Rosolino071812_span3
March 2008

Frank Rosolino/Carl Fontana
Trombone Heaven, Vancouver, 1978
Uptown

Considering how many standout moments punctuate this meeting of trombone icons, three in particular sum up most eloquently everything you’d want to know about Rosolino and Fontana. They all involve engaging in intimate, swinging, contrapuntal conversations without any “comments” from the rhythm players. These moments occur on “Just Friends,” Miles’ “All Blues,” and the neglected Dizzy Gillespie tune “Ow.” Each one follows an accumulation of ensemble and solo activity before heading for the out chorus.

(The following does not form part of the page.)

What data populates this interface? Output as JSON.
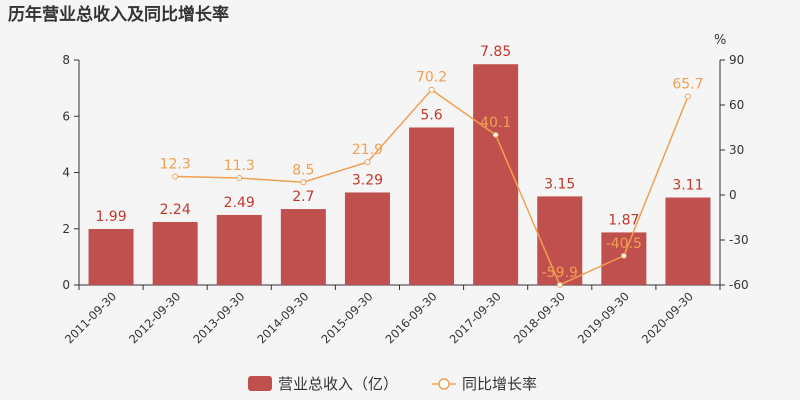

The trombonists apparently felt the need to explore the harmonic and rhythmic possibilities of certain up tunes without the restrictions that even the most sensitive rhythm sections can impose. So they luxuriated in the total freedom, as witness the number of tracks (six), and the total time (nearly 80 minutes).

Furthermore, why not allow those who have the most to say the opportunity to stretch out? And musically, Rosolino and Fontana had much to say to each other in August 1978, not that they could have foreseen the significance of that time frame. (Just three months later, Rosolino took his own life at age 52.) Fortunately the gig they called “Trombone Heaven” was recorded live, and recorded well, by Jack Stafford, showing how effectively a Vancouver, B.C., rhythm section (pianist Elmer Gill, bassist Torban Oxbol, drummer George Ursan) could support the ’bone players. You can easily distinguish between the trombonists: Fontana has a smoother tone; Rosolino takes more risks, often playing what may seem outrageous licks. Their duets reveal a certain ESP: They listen and anticipate. When one itches, the other scratches. Rosolino’s legendary sense of humor often shows up in his solos; check out his pickup notes for “Laura.” Fontana excelled at filling gaps (hear him fill his own on “Stardust”), and his subtle humor occasionally surfaced: for example, interpolating “C.C. Rider” at the beginning of “All Blues.”